My second example is Flint, MI. They have declared a state of emergency and the National Guard is helping pass out bottled water since their municipal water supply is contaminated with lead. How did that happen? Simple, two years ago the State changed water suppliers to save money. How much money have they actually saved? None or negative. Who’s been fired over this? Not sure anyone has. Who’s going to pay for this? The taxpayers of Flint for sure and probably of Michigan as well.
My final example is from here in Silicon Valley. They have been working since 2009 to upgrade the county hospital. The low bidder (though a firm with a good reputation) won the job for a bid of $290MM with a completion date of March 2013. To date the county has spent $347MM and the project is not finished. It looks like it will take another $100MM and a year to finish … hopefully.
An outside consulting firm (at additional cost) was brought in to review how this happened. Being politically astute (in my opinion) they did not fix the cost over-run on the contractor or the county directly. Their finding was that the county’s management of the project was flawed. (You think?)

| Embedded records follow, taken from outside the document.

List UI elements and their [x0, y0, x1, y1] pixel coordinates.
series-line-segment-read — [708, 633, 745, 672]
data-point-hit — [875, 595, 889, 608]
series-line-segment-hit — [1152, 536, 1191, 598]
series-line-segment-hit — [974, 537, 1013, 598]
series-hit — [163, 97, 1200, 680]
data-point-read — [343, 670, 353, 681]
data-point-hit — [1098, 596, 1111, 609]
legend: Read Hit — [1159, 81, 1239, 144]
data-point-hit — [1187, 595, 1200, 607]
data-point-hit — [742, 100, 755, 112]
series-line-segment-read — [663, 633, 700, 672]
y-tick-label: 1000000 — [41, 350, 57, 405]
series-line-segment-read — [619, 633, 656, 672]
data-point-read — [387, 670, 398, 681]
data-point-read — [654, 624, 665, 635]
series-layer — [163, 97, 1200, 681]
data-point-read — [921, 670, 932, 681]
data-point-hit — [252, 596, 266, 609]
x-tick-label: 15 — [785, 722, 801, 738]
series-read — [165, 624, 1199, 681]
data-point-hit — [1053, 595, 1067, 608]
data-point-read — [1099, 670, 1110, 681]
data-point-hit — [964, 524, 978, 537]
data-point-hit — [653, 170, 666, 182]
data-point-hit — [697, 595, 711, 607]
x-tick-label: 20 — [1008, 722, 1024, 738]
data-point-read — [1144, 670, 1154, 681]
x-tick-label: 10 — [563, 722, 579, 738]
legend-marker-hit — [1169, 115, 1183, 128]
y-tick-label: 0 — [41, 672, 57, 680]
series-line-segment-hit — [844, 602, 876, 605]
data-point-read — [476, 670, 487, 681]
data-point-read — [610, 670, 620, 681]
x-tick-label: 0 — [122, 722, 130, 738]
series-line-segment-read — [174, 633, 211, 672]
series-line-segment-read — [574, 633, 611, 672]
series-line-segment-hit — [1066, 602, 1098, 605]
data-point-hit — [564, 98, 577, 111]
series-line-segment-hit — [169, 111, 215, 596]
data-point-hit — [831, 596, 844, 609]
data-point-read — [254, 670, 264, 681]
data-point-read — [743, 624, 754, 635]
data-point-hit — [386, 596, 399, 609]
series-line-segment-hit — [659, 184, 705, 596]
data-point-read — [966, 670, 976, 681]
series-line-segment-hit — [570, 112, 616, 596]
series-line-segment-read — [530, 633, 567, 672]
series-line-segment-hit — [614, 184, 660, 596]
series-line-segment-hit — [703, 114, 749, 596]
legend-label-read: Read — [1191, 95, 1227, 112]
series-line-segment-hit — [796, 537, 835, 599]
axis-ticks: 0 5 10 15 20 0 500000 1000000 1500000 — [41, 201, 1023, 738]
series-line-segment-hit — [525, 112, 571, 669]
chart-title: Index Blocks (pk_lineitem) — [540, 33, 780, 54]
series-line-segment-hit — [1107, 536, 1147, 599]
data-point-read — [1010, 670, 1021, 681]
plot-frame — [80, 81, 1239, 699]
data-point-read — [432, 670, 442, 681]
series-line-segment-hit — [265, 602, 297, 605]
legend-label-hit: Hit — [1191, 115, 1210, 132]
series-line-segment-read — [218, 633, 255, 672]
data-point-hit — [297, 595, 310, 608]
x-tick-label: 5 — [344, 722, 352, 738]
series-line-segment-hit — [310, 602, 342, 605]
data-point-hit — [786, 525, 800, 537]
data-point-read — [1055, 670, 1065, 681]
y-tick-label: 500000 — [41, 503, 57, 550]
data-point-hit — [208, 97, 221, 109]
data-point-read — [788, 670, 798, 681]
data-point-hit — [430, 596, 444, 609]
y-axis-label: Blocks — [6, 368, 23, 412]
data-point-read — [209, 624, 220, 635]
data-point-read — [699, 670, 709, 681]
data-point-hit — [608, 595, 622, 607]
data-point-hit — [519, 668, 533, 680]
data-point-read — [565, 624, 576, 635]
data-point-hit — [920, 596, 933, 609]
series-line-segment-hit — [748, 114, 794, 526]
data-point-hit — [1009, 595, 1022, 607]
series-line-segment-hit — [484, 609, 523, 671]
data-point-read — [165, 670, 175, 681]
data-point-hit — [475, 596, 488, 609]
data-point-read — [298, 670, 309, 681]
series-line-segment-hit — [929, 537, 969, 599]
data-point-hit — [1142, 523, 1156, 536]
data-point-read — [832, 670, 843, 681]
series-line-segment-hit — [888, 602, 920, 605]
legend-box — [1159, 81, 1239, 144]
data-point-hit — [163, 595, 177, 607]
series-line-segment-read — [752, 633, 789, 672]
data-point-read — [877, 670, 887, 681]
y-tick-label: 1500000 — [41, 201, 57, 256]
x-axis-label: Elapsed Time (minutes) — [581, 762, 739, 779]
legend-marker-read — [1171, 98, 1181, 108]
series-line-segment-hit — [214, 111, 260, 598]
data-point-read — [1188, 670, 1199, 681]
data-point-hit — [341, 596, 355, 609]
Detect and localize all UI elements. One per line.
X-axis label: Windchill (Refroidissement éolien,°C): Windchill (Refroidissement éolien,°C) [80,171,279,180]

Who’s getting fired over this? Nobody I suspect, and the taxpayers of Santa Clara County will be stuck with the bill.
How much is it costing your firm to reward purchasing for the wrong things? How are you dealing with customers who try to commoditize your products or services? What can customers buy from your company they can’t buy, or don’t believe they can buy from anybody else. The only way to stay out of the commodity trap is to have a useful answer to that question.